Last Updated on 27/01/2022 by Nidhi Khandelwal
In life, there are three things you can count on: death, taxes, and new CVEs. The inevitable has happened for CentOS 8 users, and it didn’t take long. Something spectacularly failed just two weeks after the announced end of life, putting CentOS 8 users at the risk of a severe attack — and with no help from CentOS.
You’d assume that by now, corporations would have moved away from CentOS 8 to an OS that is actively supported by suppliers, and that this issue would no longer affect a substantial number of firms. Vendor support is, after all, crucial for security and compliance.

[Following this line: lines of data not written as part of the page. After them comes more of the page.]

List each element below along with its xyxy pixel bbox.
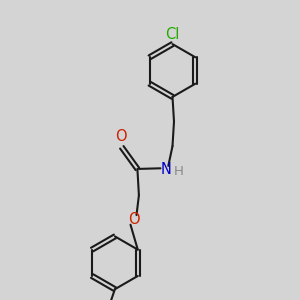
Text: O: O xyxy=(128,212,139,227)
Text: H: H xyxy=(174,165,183,178)
Text: N: N xyxy=(160,162,171,177)
Text: O: O xyxy=(116,129,127,144)
Text: Cl: Cl xyxy=(165,27,180,42)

So, what exactly is LUKS? LUKS (Linux Unified Key Setup) is a method used in Linux-based systems to provide full disc encryption, among other things. Many “best practise” guidelines promote it as a critical system hardening option for security-conscious IT companies.

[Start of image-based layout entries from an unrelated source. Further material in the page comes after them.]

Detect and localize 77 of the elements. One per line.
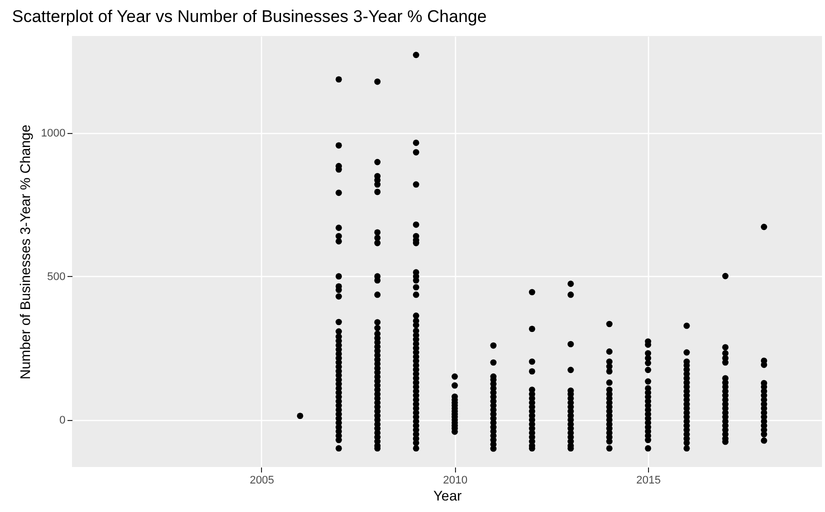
point [412, 181, 420, 188]
y-tick-label: 0 [59, 414, 66, 426]
point [412, 292, 420, 298]
point [606, 348, 613, 355]
point [412, 140, 420, 146]
point [336, 445, 342, 452]
point [722, 344, 729, 350]
point [374, 78, 381, 85]
point [412, 52, 420, 58]
point [374, 240, 381, 246]
point [452, 382, 458, 389]
point [374, 319, 381, 326]
point [374, 229, 381, 236]
point [490, 342, 497, 349]
point [644, 378, 652, 385]
point [374, 292, 381, 298]
point [336, 76, 342, 83]
point [412, 284, 420, 290]
point [412, 277, 420, 284]
x-tick-label: 2015 [636, 474, 661, 486]
point [760, 431, 768, 438]
point [644, 366, 652, 374]
point [490, 359, 497, 366]
point [760, 224, 768, 230]
point [336, 293, 342, 300]
point [644, 445, 652, 452]
y-tick-label: 1000 [41, 127, 66, 140]
point [644, 360, 652, 366]
point [606, 368, 613, 375]
x-tick-label: 2010 [442, 474, 468, 486]
point [684, 440, 690, 446]
point [722, 359, 729, 366]
point [490, 445, 497, 452]
x-tick-label: 2005 [250, 474, 274, 486]
point [336, 328, 342, 335]
point [452, 373, 458, 380]
point [336, 224, 342, 231]
point [644, 436, 652, 444]
point [412, 445, 420, 452]
y-axis-title: Number of Businesses 3-Year % Change [17, 124, 34, 380]
point [528, 288, 536, 296]
point [374, 277, 381, 284]
point [336, 318, 342, 326]
x-axis-title: Year [433, 488, 462, 504]
point [374, 324, 381, 332]
point [568, 366, 574, 374]
point [374, 188, 381, 196]
point [374, 181, 381, 188]
point [336, 142, 342, 149]
point [606, 438, 613, 445]
point [336, 190, 342, 196]
point [412, 221, 420, 228]
point [336, 436, 342, 444]
point [684, 445, 690, 452]
point [684, 322, 690, 329]
point [296, 412, 304, 420]
point [568, 292, 574, 298]
point [606, 379, 613, 386]
point [528, 368, 536, 375]
point [684, 349, 690, 356]
point [336, 273, 342, 280]
point [336, 238, 342, 244]
point [722, 272, 729, 280]
point [606, 320, 613, 328]
point [528, 358, 536, 365]
point [528, 326, 536, 332]
point [760, 437, 768, 444]
point [412, 149, 420, 156]
point [606, 445, 613, 452]
chart-title: Scatterplot of Year vs Number of Businesses 3-Year % Change [12, 7, 487, 26]
point [760, 362, 768, 368]
point [374, 158, 381, 166]
point [568, 280, 574, 287]
point [568, 340, 574, 348]
point [412, 322, 420, 328]
point [412, 440, 420, 446]
y-tick-label: 500 [47, 270, 66, 283]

Having a completely encrypted disc (or “block device” in Linux “speak) assures that data is safe from prying eyes even when it is not in use.
TPM can be used to further enhance security by connecting a certain block device to a specific machine (Trusted Platform Module). This increases the difficulty for an attacker in physically extracting encrypted data from a machine and plugging it into a high-performance device in order to brute-force access to the data. Though, as always, the likelihood of success is dependent on computational capability, encryption scheme choice, and pure luck.
The ability to modify the key used to encrypt a device on the fly is a crucial feature of LUKS. This would be done, for example, in high-security workplaces for planned key rotations.
The device remains operational during the key changing process thanks to this on-the-fly re-encryption capability. It’s known as “online re-encryption,” and it refers to the ability to re-encrypt a disc with a different key while it’s connected to the internet and in use.
During this process, a vulnerability was discovered. It turns out that if you know what you’re doing, you can carry out this procedure even if you don’t have access to the original, current password. You can request re-encryption even if you don’t have a password.